Just then the girl with the beautiful spine paused to examine what appeared to be a menu in the window of Vanessi’s, or perhaps the glass tank filled with seawater and large unhappy lobsters. Wonderful, I thought. I knew Vanessi’s well—and if this spine of a princess was going in there for dinner, so were we. I honked again, just to crank up the traffic confusion, and waved three more cars around me.
“You dirty motherfucker!” a well-dressed man screamed at me as he passed. “Eat shit and die!” He zoomed his huge SUV into low and roared away down the hill. But the other traffic had quickly adjusted to the problem and now ignored me, as if I were some kind of goofy construction project, leaving me in peace to keep an eye on this woman.
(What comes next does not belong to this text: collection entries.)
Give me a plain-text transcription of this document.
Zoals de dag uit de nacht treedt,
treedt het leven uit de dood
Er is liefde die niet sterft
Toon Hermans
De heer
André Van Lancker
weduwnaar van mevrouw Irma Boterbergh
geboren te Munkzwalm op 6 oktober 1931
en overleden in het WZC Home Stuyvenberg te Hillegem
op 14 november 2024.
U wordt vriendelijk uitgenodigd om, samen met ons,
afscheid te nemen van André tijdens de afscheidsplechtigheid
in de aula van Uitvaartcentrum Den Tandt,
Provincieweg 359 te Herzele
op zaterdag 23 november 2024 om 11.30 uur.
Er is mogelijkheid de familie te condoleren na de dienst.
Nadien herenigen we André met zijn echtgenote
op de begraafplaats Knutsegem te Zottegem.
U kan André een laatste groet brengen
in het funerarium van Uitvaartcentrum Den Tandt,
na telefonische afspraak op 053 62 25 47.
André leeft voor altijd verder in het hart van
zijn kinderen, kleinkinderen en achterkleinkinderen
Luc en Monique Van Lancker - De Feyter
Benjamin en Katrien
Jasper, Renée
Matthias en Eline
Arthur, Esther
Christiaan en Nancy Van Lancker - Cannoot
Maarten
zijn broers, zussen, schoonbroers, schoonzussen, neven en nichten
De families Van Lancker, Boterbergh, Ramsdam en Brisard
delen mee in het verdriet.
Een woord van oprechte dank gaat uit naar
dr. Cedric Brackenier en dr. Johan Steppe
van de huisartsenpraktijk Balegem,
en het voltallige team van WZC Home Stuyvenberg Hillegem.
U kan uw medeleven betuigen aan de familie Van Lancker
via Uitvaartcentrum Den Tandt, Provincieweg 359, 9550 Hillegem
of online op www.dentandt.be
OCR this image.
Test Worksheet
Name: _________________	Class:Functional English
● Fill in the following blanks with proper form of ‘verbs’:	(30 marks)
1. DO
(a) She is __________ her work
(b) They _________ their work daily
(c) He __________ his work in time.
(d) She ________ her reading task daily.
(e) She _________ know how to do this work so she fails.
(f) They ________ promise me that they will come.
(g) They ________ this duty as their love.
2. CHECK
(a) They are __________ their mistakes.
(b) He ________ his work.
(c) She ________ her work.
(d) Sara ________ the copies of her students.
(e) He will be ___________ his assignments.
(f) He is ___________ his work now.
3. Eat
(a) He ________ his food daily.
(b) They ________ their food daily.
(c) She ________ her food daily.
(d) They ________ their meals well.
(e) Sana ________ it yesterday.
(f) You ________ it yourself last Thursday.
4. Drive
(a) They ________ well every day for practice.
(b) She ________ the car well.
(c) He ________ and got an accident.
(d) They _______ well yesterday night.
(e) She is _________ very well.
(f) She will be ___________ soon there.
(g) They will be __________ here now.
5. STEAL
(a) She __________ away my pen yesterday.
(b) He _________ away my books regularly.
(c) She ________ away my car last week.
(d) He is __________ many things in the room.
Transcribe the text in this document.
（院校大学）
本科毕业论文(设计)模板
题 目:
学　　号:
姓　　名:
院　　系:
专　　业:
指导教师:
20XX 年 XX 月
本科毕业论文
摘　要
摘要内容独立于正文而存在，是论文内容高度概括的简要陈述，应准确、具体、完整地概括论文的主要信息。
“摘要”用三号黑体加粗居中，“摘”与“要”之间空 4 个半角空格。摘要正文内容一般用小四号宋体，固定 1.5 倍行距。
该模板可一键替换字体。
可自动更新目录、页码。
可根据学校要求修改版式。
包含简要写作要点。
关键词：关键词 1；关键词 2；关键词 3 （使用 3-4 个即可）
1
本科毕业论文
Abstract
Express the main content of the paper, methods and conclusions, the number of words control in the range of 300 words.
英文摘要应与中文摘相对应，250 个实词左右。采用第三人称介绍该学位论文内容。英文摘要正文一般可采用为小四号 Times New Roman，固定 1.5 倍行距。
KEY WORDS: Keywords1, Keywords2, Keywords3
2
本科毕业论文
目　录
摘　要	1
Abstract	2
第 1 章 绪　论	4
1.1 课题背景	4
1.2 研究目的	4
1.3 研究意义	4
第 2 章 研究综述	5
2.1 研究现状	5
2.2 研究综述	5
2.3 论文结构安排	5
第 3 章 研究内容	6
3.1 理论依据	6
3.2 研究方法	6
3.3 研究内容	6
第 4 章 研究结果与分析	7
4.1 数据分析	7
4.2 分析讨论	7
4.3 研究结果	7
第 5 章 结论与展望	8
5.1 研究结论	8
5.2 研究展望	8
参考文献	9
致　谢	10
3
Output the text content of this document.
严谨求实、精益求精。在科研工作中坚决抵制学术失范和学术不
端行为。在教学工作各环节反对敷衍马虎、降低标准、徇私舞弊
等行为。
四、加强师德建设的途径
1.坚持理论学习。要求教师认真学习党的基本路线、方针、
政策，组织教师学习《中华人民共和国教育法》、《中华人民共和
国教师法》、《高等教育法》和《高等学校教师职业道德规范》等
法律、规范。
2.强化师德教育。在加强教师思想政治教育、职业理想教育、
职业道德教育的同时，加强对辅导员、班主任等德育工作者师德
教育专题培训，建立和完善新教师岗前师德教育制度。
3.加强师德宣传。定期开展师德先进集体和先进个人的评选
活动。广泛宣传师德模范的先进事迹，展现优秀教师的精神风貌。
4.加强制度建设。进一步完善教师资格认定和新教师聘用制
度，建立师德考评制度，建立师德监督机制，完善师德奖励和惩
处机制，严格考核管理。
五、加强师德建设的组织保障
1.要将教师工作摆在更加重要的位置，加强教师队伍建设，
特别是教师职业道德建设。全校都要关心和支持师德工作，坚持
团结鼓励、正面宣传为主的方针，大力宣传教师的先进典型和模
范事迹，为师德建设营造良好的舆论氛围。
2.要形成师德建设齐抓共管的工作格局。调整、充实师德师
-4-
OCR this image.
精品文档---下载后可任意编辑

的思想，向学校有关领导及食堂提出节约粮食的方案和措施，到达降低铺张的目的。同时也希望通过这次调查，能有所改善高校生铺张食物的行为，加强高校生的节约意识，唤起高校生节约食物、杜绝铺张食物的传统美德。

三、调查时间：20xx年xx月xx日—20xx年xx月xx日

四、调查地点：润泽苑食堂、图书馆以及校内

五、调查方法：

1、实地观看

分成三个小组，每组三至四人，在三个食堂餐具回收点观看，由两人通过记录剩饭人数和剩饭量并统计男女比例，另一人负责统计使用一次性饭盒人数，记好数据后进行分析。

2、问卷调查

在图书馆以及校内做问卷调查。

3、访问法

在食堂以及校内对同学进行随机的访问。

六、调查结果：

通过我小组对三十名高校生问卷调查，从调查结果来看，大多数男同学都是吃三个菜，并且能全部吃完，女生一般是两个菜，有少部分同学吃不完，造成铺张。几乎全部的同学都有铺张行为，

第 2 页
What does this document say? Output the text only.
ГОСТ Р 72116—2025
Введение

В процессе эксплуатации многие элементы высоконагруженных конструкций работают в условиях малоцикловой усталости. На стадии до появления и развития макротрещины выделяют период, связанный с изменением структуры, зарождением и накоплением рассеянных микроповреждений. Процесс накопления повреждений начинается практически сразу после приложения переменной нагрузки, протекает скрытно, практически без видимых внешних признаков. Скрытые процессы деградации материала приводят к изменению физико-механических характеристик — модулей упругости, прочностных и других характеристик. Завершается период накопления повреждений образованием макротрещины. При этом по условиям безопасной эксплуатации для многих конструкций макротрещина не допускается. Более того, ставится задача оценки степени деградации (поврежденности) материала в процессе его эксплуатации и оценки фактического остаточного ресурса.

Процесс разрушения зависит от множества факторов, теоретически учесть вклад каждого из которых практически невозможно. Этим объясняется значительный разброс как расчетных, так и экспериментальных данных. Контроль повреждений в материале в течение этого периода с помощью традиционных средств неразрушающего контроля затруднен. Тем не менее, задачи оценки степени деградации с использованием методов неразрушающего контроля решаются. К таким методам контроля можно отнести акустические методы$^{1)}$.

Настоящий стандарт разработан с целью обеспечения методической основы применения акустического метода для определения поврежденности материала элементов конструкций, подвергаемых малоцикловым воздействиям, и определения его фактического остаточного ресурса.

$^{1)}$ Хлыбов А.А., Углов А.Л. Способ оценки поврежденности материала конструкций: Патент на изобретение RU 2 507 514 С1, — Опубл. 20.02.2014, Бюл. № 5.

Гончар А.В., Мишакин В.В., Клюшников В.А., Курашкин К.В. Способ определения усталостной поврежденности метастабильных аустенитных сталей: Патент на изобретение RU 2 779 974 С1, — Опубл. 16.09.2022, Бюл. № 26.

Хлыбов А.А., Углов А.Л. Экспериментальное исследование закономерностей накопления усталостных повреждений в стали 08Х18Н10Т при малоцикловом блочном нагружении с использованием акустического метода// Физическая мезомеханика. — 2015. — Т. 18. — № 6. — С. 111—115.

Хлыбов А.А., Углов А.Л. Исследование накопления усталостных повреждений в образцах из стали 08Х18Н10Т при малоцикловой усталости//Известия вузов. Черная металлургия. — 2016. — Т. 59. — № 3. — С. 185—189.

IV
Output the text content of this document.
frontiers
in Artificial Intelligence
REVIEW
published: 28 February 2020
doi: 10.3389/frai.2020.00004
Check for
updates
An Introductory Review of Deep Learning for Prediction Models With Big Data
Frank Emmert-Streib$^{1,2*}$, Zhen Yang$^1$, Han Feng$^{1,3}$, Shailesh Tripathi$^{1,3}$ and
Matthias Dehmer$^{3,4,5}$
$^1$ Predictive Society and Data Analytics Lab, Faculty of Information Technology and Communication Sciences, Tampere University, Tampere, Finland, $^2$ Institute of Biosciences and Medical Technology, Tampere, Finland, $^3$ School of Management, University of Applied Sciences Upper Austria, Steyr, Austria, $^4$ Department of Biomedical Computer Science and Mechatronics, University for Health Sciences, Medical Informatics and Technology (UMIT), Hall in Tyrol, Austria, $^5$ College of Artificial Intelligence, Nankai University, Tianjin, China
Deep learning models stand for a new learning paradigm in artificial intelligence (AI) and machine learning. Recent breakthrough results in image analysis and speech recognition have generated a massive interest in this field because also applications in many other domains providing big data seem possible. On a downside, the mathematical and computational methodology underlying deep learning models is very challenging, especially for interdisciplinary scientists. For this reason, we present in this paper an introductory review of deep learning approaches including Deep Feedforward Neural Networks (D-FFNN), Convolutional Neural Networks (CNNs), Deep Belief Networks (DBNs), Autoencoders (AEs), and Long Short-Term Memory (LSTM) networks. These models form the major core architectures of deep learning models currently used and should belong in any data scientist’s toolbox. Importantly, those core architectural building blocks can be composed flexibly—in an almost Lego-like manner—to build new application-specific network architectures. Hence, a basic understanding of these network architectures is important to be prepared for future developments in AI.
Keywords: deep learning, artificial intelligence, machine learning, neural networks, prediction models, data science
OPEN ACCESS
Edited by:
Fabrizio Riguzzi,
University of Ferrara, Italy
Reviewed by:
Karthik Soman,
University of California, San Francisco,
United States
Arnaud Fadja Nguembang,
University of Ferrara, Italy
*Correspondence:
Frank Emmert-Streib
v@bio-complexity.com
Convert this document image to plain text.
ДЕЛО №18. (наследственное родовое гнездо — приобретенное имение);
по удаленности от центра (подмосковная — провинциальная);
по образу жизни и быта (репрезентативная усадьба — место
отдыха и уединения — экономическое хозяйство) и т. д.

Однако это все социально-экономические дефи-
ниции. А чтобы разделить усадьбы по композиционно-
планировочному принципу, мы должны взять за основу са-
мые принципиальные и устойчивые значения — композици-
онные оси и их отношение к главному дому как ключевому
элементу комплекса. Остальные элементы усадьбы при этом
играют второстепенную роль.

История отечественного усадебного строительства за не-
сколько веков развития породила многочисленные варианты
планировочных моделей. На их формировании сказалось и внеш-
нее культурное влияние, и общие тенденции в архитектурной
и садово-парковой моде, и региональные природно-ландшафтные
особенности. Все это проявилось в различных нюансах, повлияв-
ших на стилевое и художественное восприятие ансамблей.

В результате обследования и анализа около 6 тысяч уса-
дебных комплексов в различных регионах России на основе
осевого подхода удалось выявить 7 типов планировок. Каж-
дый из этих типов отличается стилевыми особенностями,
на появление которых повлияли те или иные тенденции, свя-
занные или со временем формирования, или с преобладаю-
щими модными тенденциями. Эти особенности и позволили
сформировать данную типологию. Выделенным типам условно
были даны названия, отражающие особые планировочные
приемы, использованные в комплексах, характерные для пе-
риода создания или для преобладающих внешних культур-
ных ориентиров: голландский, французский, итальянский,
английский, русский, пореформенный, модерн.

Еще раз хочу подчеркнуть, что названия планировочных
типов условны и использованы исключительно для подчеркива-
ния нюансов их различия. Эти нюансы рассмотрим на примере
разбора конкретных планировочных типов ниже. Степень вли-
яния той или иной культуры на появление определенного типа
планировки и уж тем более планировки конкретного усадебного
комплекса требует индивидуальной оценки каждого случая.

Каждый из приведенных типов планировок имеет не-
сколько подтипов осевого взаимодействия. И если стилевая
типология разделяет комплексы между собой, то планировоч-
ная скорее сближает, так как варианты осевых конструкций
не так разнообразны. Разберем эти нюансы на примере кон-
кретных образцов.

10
It was good karma at the right moment, and I told Maria to make a note of it. I was feeling warm all over. “You asshole,” she said. “Get this car started! She is moving again. She is crossing Broadway and picking up speed, almost running. God, look at that spine.”
“Don’t worry,” I told her, reaching across the seat to grasp her thigh. “Hot damn, sweetie, what do you want to do with her?”
“Nothing yet,” she hissed. “I just want to look at her.”
Indeed. It was just before dusk on Wednesday. The sun was still bright, the Bay was mildly choppy, and we were mercifully unburdened with appointments or professional responsibilities at the time. The day was a brand-new canvas. Carpe diem.